Monday, February 22, 2010

No Matter How Diligent You Are...

Today, I got an email from a service provider I have only rarely used stating that they had been the victim of a successful hacking attempt. They reassured me that they didn't store any credit card details but I should change my password as soon as possible.

This is the second time this has happened in the past year and both sites are fairly insignificant in the grand scheme of things. They aren't, for example, financial services sites so I shouldn't panic unduly.

I have no changed my password on the offending website so all's well, right?

Wrong!

Whoever hacked this site may now have my name, address, email address and a password they know I have used in the past. Matching this password and email address may grant them access to other services I use online. That's not an unreasonable assumption on the part of the hacker, of course. How many people reuse their "favourite" password on each service they sign up to?
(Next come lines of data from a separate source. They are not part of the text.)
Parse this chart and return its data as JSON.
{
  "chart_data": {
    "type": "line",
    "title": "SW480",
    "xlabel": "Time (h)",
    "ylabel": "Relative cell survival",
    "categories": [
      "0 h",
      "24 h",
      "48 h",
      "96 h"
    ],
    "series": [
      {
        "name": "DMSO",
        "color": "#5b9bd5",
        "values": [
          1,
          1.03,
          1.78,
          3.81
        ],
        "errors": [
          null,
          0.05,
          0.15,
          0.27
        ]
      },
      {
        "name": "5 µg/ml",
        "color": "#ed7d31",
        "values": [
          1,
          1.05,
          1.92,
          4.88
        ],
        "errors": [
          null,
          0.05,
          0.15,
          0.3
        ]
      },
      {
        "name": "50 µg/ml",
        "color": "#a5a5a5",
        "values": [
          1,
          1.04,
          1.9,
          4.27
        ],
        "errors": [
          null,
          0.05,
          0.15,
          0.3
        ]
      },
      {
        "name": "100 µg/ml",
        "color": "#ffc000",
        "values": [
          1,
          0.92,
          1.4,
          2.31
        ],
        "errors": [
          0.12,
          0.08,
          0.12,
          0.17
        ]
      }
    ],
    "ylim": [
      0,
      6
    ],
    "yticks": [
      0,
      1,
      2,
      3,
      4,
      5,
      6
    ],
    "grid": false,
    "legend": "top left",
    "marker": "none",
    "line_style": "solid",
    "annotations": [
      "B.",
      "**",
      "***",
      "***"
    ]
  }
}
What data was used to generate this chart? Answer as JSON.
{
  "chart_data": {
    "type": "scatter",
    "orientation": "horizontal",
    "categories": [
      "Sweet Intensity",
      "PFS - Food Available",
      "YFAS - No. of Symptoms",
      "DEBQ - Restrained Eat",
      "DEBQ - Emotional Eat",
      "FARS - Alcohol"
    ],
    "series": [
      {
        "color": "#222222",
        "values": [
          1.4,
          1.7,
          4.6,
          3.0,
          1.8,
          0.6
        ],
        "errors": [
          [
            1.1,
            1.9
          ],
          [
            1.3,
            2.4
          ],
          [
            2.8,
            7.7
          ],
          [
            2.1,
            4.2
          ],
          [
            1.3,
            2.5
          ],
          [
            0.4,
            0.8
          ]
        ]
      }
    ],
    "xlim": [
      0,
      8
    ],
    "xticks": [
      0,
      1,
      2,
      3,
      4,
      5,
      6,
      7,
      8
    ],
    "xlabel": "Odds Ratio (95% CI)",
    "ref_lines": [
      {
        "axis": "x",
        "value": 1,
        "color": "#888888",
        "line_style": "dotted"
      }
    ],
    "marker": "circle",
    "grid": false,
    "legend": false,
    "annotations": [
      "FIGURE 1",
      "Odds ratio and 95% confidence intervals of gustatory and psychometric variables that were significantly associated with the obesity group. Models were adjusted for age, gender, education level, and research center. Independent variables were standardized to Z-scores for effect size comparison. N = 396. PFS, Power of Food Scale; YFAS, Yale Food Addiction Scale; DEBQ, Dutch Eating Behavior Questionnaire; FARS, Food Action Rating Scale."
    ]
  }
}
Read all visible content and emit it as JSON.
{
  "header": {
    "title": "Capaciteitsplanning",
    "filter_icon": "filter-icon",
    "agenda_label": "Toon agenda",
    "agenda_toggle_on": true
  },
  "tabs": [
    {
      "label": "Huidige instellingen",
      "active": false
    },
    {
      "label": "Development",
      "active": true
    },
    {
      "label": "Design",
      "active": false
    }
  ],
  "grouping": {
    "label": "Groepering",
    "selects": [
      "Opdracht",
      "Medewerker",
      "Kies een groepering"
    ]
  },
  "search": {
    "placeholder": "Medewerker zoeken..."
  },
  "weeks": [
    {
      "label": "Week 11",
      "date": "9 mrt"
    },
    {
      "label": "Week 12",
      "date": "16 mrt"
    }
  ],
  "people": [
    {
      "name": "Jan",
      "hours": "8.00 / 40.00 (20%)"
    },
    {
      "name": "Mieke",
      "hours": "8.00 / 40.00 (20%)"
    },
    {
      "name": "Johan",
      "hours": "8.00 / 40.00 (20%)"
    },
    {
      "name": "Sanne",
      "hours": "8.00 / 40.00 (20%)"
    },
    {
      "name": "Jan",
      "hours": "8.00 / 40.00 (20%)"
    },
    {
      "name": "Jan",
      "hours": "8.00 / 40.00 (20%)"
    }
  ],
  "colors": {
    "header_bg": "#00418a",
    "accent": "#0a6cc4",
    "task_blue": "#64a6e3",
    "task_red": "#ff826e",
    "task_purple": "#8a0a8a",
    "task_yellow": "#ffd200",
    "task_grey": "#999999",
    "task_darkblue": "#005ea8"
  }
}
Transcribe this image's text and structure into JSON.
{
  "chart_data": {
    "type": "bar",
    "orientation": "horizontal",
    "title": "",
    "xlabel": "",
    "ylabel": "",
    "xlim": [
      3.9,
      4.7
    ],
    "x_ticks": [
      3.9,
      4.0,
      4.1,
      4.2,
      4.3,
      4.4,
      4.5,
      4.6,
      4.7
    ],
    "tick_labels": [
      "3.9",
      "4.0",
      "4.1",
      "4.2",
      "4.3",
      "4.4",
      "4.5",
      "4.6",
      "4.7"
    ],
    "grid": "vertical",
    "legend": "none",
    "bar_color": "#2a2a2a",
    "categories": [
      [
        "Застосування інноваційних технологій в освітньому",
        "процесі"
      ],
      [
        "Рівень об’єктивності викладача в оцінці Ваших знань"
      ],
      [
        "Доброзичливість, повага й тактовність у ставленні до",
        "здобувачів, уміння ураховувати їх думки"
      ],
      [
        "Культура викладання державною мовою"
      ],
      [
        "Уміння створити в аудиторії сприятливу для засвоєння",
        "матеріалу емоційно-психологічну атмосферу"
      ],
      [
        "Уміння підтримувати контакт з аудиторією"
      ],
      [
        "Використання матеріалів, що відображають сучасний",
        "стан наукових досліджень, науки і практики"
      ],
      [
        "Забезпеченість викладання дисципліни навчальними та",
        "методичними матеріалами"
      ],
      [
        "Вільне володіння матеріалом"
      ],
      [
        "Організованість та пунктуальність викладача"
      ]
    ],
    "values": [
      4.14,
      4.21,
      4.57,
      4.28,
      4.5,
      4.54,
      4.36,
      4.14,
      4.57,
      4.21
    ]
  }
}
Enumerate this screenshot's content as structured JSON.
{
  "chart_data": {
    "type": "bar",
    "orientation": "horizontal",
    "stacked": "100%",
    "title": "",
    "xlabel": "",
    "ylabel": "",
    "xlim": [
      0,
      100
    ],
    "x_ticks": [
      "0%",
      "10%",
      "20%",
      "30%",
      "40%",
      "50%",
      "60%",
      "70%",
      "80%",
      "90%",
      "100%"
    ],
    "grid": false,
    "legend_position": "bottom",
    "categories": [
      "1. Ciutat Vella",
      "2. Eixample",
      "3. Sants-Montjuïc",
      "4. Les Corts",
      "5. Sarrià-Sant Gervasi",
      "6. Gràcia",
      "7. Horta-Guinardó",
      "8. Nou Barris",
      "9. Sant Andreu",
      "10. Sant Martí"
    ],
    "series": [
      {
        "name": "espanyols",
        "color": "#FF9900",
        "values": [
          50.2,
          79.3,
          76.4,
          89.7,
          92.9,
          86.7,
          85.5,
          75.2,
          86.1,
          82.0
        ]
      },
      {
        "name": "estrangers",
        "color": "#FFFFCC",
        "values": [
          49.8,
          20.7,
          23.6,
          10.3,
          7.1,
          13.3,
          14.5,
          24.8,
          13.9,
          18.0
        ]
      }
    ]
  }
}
I think of myself as fairly diligent, though. I do have a "favourite" password. In fact, I have 3/4 "favourite" passwords! But NONE of them are used for my mission critical services: banking, being one!

However, I should now consider that one of my "favourite" passwords has been compromised and should be decommissioned. That now means I should take a look through my password safe and change the password on those services that make use of this now redundant password. What a pain!

The personal damage has been contained somewhat. My mission critical services are still safe. (In fact, I have no idea what the password is for these services and have no intention of ever "learning" what I have them set to!) If only everyone else behaved as responsibly. In fact, if only I behaved even more responsibly by having a separate password for every service I use!

My tips for the day, then, are:
  • Even if you have a high-quality password, always consider it vulnerable as you have no idea how your service provider stores your password
  • Try to create a different password for each of the services that you use (and avoid prefixing or suffixing your "favourite" password with the service details - passw0rdebay and passw0rdfacebook are stupid passwords)
  • If you still feel confident reusing your "favourite" password, avoid the temptation to use it for your banking services
  • Re-evaluate what a mission-critical service is. Banking is definitely mission-critical, but your reputation is also critical and having your Facebook or Twitter accounts compromised because of a slack password policy isn't clever either
  • Invest in a password management tool - even something as simple as Password Safe ought to do the trick and it is free!